Black and Asian histories are a vital part of England’s story. Yet in our books, at our historic sites and in our records they're not well represented.
Imperial European powers found ways to justify the barbaric slave system and the invasion, colonisation and expropriation of foreign lands for the expansion of their wealth.
Britain amongst them created a hierarchy with white Europeans at the top and Africans and Asians at the bottom. Racism became embedded into the nation's structures of power, culture, education and identity.
People from Africa, the Caribbean and Asia were encouraged by government to come to England. But on arrival here they often faced racism and discrimination, which was not illegal in Britain until 1965.
In 1919, there were large-scale racist attacks on 'coloured' communities in London, Manchester, Liverpool, Hull, South Shields as well as parts of Scotland and Wales. There were other large-scale attacks in Liverpool in 1948, in Nottingham and Notting Hill in 1958 and at other times and places throughout the century since 1918.
One of the most well-known racist murders is that of teenager Stephen Lawrence in 1993. There have been many murders in the past, including, Akhtar Ali Baig in East Ham in 1980. Kelso Cochrane was also murdered in Notting Hill in 1959 and Charles Wootton, in Liverpool in 1919.

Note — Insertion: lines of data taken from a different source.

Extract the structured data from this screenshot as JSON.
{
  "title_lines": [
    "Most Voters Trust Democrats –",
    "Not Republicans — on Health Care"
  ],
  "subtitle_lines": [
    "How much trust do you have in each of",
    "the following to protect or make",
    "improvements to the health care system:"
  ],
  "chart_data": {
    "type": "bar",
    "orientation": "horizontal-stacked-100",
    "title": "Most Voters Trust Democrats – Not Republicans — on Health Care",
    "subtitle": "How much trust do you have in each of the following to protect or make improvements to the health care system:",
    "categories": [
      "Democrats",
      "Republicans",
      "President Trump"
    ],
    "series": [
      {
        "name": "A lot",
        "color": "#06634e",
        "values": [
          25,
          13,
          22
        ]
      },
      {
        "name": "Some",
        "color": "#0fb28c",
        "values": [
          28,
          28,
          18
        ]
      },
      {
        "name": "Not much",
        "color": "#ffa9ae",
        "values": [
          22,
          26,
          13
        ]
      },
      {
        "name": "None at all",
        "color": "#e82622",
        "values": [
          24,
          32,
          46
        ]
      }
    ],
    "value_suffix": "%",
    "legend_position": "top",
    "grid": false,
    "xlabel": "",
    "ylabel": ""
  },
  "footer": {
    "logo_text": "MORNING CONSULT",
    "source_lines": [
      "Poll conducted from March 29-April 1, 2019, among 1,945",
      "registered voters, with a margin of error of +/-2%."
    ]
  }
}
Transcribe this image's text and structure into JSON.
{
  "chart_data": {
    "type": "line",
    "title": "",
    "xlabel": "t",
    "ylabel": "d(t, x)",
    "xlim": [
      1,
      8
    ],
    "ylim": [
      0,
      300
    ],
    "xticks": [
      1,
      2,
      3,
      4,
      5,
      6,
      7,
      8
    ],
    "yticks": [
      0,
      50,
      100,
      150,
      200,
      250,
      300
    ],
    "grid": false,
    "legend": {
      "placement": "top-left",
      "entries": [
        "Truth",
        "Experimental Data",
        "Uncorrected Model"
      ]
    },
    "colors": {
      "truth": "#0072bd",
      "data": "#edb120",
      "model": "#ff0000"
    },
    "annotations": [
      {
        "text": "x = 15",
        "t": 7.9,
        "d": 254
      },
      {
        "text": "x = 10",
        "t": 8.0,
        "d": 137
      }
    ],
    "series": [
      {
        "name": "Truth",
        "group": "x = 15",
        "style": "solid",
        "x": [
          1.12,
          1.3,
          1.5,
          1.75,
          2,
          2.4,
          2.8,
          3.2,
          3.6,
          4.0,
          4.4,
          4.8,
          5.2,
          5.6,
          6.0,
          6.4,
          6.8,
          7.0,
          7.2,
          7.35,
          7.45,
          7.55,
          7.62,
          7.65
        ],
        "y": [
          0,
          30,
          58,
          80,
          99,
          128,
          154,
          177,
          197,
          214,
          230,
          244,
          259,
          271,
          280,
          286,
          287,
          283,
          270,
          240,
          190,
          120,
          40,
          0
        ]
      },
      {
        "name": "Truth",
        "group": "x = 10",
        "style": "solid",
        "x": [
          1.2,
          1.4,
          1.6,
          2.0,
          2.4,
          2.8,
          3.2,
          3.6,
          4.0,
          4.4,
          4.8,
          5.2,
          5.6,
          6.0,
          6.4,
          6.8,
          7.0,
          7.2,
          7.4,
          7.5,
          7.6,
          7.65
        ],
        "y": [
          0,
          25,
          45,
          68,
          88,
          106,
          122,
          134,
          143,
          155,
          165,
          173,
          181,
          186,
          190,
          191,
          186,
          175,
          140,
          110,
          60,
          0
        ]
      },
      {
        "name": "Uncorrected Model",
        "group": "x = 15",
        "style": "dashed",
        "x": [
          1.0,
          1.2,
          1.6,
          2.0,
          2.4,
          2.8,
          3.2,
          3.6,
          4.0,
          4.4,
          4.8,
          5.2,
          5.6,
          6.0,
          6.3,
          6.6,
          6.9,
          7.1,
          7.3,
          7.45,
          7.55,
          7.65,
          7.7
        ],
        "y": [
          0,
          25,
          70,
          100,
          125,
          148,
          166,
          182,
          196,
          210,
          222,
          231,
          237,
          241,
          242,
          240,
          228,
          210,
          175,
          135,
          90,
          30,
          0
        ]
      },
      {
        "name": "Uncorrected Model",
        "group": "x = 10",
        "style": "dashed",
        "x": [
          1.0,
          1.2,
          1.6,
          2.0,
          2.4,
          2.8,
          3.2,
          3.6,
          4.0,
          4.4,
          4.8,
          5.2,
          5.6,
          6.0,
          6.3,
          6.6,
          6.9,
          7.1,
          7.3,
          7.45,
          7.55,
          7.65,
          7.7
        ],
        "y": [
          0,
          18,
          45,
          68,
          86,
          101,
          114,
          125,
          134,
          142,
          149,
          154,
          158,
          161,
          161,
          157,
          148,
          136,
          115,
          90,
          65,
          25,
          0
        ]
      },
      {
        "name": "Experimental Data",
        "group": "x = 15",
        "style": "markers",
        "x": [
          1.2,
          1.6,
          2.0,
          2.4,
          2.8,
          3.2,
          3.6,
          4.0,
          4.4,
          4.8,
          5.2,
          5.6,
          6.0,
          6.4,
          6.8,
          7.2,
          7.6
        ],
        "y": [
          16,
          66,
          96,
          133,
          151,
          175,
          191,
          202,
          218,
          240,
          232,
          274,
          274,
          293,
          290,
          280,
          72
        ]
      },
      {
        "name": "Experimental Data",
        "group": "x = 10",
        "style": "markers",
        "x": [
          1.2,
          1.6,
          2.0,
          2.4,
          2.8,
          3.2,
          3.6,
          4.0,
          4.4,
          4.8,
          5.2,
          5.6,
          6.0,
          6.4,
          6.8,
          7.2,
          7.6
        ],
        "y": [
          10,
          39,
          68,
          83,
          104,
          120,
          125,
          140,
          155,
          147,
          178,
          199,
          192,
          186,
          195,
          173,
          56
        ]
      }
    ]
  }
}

Although migrant workers have been vital for the growth of Britain's economy and public services, racism has sometimes been widespread. There was the 'colour bar' that prevented 'coloured' people obtaining jobs and accommodation, fighting for British boxing titles or even joining the armed services or serving as officers in them. Some laws were openly racist too, such as the 1925 Coloured Alien Seamen's Order or the 1981 British Nationality Act.
There have been openly racist speeches by leading politicians too. Seeking to create divisions and stir up racism Enoch Powell's infamous 'Rivers of Blood' tirade in 1968 is a well-known example. And then there are the activities of politically racist organisations such as the National Front.
In response those of African, Caribbean and Asian descent have been forced to find various forms of resistance alongside allies. They organised political actions or demonstrations such as the Grumwick Strike in 1976 and the Black People's Day of Action in 1981 in London. There were various protests against police and racist violence in the 1970s and 1980s.
Sometimes it meant forming defence organisations such as the League of Coloured Peoples and the first Indian Workers' Association established in the 1930s, or the Black People's Alliance in the 1970s.
At other times, communities responded by establishing places of refuge and sanctuary. There was the widespread supplementary school movement often favoured in Caribbean communities. There were also centres such as Africa House in Camden in the 1930s, or cultural centres, such as the Drum in Birmingham in the 1990s.